Timing characterization of 100 GHz passively mode-locked discrete mode laser diodes

TL;DR

This paper characterizes the timing stability of 100 GHz passively mode-locked discrete mode diode lasers, demonstrating low timing jitter and stable RF linewidth, with implications for high-speed optical applications.

Contribution

It provides the first detailed timing characterization of 100 GHz discrete mode diode lasers, showing that spectral filtering does not impair their timing performance.

Findings

20 fs pulse-to-pulse timing jitter in the first device

1 MHz RF linewidth in the second device

Spectral filtering does not negatively impact timing stability

Abstract

We report on the characterization of the timing stability of passively mode-locked discrete mode diode laser sources.
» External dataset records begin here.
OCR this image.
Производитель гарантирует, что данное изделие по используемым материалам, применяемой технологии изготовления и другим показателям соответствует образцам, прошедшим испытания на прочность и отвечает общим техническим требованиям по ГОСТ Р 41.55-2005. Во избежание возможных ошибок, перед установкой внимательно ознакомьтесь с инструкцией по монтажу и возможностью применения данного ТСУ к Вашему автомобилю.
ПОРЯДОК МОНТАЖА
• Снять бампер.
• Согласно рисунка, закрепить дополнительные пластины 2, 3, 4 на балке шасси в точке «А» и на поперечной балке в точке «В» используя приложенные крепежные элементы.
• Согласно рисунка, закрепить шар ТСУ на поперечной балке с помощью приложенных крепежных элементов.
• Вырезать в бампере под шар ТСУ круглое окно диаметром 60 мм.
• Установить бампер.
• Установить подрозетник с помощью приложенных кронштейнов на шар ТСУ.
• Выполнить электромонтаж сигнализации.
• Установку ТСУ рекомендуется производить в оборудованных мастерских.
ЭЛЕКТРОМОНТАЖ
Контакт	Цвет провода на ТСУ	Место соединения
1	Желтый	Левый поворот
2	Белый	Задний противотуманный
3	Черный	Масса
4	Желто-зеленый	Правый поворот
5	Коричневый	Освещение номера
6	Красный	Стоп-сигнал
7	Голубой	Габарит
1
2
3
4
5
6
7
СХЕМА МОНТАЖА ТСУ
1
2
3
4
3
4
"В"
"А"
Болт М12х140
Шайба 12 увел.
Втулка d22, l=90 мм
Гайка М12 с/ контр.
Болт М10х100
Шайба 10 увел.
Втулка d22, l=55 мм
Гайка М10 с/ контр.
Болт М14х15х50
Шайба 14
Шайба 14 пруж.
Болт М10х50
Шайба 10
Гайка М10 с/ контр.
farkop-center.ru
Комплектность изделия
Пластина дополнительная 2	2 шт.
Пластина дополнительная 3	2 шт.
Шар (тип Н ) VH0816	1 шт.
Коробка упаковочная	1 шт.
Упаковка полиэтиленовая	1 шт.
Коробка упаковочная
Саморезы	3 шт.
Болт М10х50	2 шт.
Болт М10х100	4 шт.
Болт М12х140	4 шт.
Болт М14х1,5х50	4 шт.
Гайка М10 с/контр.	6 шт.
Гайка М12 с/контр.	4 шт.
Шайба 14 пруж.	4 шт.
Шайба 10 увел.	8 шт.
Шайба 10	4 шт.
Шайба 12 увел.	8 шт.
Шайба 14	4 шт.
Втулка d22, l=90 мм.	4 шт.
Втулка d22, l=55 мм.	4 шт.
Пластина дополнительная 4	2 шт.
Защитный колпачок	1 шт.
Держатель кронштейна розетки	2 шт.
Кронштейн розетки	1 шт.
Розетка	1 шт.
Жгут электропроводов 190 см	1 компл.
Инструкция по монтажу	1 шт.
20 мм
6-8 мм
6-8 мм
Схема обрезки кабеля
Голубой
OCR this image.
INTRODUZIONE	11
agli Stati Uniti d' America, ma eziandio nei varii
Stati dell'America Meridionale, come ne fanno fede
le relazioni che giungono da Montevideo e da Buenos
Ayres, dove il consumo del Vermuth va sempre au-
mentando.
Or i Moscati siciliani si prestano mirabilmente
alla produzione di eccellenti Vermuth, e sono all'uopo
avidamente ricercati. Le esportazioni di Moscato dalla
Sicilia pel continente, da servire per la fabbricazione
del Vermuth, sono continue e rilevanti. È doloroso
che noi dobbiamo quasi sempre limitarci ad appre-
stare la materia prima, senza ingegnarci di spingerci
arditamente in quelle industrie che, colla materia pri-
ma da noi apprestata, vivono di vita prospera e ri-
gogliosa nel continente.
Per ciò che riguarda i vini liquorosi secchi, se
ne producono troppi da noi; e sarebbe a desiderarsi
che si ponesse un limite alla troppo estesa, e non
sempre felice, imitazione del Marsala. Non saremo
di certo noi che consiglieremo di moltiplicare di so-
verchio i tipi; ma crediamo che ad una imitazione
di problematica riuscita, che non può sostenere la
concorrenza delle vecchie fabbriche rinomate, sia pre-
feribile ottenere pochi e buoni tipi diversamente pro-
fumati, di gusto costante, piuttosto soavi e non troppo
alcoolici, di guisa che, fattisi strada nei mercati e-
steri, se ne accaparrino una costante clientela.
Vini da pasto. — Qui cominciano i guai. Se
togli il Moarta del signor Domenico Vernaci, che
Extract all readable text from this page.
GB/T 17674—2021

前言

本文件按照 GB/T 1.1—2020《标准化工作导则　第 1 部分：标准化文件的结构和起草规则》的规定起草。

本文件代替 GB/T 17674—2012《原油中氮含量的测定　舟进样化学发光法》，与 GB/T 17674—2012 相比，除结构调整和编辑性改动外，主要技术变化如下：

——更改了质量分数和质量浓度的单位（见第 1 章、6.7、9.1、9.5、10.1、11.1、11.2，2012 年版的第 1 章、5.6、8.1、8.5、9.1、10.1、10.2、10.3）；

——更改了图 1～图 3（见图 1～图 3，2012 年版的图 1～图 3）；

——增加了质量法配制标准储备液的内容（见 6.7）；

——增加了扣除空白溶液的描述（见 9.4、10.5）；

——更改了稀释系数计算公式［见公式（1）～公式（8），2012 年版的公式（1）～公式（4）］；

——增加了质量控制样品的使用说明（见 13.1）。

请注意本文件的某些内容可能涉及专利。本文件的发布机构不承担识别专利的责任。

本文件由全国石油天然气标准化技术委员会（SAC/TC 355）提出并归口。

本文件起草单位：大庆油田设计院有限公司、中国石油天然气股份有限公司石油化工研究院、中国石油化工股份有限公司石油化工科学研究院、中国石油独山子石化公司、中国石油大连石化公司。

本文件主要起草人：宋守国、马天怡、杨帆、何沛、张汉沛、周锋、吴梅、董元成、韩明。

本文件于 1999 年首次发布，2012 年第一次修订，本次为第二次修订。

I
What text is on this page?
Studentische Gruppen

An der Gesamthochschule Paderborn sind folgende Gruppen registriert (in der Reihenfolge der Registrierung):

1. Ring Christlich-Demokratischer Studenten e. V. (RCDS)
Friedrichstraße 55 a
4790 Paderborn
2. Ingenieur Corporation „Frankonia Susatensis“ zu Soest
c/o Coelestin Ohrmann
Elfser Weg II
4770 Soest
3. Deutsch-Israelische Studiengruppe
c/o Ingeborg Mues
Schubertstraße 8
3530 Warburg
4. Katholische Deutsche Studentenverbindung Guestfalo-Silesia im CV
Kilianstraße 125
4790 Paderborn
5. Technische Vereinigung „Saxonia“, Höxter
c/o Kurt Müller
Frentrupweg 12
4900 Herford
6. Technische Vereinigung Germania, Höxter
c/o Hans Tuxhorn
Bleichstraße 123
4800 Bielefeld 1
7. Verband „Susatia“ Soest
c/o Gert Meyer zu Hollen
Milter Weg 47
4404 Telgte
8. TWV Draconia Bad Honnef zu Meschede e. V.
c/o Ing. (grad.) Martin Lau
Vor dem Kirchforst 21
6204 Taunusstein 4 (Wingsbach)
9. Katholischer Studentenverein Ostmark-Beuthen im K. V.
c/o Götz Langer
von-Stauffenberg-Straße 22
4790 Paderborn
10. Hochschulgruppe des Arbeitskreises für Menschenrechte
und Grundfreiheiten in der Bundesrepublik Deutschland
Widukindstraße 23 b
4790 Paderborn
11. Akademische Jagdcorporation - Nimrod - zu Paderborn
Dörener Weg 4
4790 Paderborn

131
These are edge-emitting devices with a spatially varying refractive index profile for spectral filtering. Two devices with a mode-locking frequency of 100 GHz are characterized. The first device is designed to support a comb of six modes and generates near Fourier limited 1.9 ps pulses. The second supports four primary modes resulting in a sinusoidal modulation of the optical intensity. Using a cross-correlation technique, we measured a 20 fs pulse to pulse timing jitter for the first device, while, for the second device, a mode-beating (RF) linewidth of 1 MHz was measured using heterodyne mixing in a semiconductor optical amplifier. Comparison of these results with those obtained for an equivalent Fabry-Perot laser indicates that the spectral filtering mechanism employed does not adversely affect the timing properties of these passively mode-locked devices.